Notre approche est pragmatique et équilibrée : nous ne misons pas sur une seule technologie, nous diversifions nos sources pour garantir une transition efficace et maitrisée.

  1. Est-ce qu’à long terme vous pensez que la Belgique pourra se passer d’énergie fossile ?

La Belgique continue de se diversifier en s’éloignant des combustibles fossiles pour s’orienter vers une électrification accélérée des usages. Mais il faut des mesures pour accompagner cette transition. Ce qui est rare est cher : s’il n’y a pas assez d’électricité produite, elle sera chère. Et on ne fait pas une transition énergétique avec une électricité chère.

  1. Pensez-vous qu’un jour nous pourrons devenir des exportateurs d’énergie au même titre que la France ?

La Belgique est déjà exportatrice d’électricité à certains moments, notamment grâce à sa production éolienne offshore ou son parc nucléaire existant. Nos nombreuses interconnexions européennes facilitent également les échanges. Devenir un exportateur structurel, comme la France avec son nucléaire, reste plus ambitieux mais possible au long cours, avec des investissements massifs dans la production électrique et une vision à long terme.

  1. Pourquoi ne pas adopter un modèle comme EDF (détenue par l’état français) afin de mieux contrôler notre production d’énergie et moins dépendre d’acteurs privés comme Engie dont les intérêts ne sont pas toujours alignés sur les nôtres ?

La question du modèle est légitime. L’enjeu est d’assurer un bon équilibre entre régulation publique et efficacité du privé. L’État doit préserver les leviers permettant de garantir l’intérêt général, mais cela ne veut pas dire qu’il faut nationaliser l’ensemble du secteur.

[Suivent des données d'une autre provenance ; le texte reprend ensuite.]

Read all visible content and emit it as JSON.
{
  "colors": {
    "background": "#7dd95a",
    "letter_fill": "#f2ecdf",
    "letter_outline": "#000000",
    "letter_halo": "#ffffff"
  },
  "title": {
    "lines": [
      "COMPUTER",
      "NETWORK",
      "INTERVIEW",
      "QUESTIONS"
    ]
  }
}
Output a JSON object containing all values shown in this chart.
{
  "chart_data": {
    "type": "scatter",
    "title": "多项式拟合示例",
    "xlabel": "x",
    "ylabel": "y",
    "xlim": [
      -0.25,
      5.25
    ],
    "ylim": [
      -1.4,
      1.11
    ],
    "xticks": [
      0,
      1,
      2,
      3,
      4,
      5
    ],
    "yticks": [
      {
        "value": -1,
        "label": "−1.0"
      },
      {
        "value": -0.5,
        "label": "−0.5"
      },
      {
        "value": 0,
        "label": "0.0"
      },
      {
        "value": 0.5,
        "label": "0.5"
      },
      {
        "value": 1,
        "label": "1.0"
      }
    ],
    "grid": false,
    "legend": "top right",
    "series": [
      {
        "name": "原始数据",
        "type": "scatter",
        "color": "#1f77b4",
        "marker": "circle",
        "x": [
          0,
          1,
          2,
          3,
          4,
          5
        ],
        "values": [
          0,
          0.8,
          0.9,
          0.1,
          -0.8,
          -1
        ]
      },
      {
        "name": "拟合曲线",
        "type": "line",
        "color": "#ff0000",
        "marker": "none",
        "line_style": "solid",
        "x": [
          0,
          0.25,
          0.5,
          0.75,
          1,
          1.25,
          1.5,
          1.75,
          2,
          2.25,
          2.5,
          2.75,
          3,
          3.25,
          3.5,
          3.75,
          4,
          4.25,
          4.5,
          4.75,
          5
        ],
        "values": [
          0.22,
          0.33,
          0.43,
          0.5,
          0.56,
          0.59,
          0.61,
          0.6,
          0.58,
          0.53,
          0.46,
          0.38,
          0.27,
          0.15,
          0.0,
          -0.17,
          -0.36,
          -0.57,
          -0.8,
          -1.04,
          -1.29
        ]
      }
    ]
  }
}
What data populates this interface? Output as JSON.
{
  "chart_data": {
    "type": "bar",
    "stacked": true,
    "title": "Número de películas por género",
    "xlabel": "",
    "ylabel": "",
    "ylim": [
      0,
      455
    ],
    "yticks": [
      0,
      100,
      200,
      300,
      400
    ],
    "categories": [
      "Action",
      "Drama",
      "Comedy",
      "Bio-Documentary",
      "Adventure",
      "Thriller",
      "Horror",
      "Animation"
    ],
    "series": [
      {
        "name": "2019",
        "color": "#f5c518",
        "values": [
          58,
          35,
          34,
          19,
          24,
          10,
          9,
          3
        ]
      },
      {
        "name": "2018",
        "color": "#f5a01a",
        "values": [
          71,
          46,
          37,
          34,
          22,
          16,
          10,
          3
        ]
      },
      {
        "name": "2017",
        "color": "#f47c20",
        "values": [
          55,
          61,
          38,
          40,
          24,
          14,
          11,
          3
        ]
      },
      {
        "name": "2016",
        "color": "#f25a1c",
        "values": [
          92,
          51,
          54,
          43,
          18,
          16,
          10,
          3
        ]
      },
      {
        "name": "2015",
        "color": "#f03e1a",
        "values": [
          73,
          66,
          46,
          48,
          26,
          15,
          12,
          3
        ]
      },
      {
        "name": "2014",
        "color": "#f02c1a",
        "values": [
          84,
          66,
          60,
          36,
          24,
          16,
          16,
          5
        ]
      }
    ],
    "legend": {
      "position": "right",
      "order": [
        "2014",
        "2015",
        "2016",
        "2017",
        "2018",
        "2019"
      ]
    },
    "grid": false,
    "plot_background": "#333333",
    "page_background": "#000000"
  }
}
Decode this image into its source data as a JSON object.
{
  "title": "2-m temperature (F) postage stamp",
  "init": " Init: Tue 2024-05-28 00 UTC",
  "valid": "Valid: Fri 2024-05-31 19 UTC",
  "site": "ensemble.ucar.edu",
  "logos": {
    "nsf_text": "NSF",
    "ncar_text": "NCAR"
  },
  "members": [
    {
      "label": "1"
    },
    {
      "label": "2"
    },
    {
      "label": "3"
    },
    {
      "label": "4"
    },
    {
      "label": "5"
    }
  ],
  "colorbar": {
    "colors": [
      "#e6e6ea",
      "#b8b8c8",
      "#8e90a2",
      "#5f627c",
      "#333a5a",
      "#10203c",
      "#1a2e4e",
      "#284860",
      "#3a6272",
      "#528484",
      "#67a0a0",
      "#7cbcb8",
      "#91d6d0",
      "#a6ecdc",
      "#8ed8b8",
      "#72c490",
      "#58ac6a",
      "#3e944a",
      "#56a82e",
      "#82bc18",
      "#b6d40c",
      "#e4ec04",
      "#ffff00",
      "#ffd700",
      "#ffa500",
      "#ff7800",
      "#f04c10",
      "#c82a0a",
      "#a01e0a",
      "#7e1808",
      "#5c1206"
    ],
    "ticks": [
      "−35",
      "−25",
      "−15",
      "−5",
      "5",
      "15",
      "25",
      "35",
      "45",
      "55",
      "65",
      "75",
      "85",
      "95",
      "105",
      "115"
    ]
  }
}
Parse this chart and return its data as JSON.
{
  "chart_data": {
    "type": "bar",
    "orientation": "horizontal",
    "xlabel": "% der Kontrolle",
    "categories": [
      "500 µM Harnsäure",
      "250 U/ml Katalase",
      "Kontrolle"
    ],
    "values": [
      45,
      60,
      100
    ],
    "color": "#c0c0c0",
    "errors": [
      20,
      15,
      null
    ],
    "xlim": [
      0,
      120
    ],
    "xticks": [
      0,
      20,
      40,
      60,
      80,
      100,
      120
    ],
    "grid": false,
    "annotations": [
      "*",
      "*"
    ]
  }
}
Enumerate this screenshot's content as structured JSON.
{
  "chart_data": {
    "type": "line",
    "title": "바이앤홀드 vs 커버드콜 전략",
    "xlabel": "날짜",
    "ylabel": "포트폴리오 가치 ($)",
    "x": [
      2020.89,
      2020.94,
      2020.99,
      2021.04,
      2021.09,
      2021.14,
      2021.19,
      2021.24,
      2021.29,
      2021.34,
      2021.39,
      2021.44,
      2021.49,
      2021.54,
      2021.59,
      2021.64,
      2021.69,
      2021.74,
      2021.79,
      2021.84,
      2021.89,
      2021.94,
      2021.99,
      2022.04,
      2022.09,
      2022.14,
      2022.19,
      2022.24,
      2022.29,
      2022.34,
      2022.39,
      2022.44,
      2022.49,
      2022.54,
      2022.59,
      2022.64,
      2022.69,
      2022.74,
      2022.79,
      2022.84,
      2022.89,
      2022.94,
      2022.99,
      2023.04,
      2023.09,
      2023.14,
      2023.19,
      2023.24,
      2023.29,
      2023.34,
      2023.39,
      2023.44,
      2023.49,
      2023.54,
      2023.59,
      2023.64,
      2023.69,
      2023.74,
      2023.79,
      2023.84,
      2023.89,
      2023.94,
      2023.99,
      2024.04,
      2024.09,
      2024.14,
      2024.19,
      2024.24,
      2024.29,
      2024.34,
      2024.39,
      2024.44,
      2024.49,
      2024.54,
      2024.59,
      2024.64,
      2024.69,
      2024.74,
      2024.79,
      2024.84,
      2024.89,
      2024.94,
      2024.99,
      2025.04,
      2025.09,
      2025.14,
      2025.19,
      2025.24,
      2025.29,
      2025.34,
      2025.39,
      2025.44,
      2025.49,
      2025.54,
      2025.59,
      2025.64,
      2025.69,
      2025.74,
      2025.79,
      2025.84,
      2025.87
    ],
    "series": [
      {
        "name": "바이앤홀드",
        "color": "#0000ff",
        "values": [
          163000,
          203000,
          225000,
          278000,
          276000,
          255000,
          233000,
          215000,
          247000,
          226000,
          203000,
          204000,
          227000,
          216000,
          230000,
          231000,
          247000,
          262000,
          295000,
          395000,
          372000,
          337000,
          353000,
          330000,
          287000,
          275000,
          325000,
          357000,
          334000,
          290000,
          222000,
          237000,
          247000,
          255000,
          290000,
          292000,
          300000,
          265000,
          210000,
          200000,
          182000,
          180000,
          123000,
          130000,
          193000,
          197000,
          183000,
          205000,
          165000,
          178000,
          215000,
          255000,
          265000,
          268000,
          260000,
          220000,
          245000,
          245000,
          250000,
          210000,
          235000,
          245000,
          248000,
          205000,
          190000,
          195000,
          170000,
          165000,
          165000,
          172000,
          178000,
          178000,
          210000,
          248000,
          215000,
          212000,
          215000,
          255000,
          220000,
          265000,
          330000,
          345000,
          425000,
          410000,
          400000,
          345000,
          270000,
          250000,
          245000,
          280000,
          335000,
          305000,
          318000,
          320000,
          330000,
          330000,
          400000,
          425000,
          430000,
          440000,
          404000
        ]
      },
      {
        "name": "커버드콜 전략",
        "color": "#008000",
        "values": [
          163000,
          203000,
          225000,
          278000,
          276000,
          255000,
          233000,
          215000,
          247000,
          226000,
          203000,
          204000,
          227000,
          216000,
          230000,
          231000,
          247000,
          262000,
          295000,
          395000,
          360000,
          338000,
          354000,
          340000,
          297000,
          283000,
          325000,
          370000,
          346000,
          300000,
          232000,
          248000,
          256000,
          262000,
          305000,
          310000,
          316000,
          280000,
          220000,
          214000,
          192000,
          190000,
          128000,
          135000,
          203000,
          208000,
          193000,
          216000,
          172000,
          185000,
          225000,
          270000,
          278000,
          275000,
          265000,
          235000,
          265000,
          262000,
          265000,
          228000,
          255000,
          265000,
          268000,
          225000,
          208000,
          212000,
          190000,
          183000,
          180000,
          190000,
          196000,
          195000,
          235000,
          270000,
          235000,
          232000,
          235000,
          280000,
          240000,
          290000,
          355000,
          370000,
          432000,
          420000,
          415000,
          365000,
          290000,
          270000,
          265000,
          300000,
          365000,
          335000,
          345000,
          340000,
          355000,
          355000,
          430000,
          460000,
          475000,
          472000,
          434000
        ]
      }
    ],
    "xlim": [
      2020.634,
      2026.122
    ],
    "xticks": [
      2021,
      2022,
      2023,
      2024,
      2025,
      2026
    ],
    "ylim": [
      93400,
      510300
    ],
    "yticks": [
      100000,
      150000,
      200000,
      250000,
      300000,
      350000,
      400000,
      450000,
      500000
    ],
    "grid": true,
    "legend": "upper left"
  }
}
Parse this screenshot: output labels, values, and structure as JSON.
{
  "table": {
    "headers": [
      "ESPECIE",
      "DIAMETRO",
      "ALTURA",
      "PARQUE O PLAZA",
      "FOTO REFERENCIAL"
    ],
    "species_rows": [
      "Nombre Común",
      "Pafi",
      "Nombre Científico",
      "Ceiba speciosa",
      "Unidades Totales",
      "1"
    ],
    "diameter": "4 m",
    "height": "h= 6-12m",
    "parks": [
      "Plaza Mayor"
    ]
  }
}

Il faut surtout veiller à ce que les décisions d’investissement s’inscrivent dans le cadre de nos objectifs climatiques, énergétiques et stratégiques.

  1. Quel est votre avis sur la fusion nucléaire ?

C’est une technologie d’avenir, extrêmement prometteuse car elle pourrait fournir une énergie quasi illimitée, sans déchets à longue durée de vie. Mais soyons lucides : elle n’est pas encore prête à être utilisée à grande échelle. La recherche progresse et nous devons continuer à y investir, mais ce n’est pas une solution pour demain matin.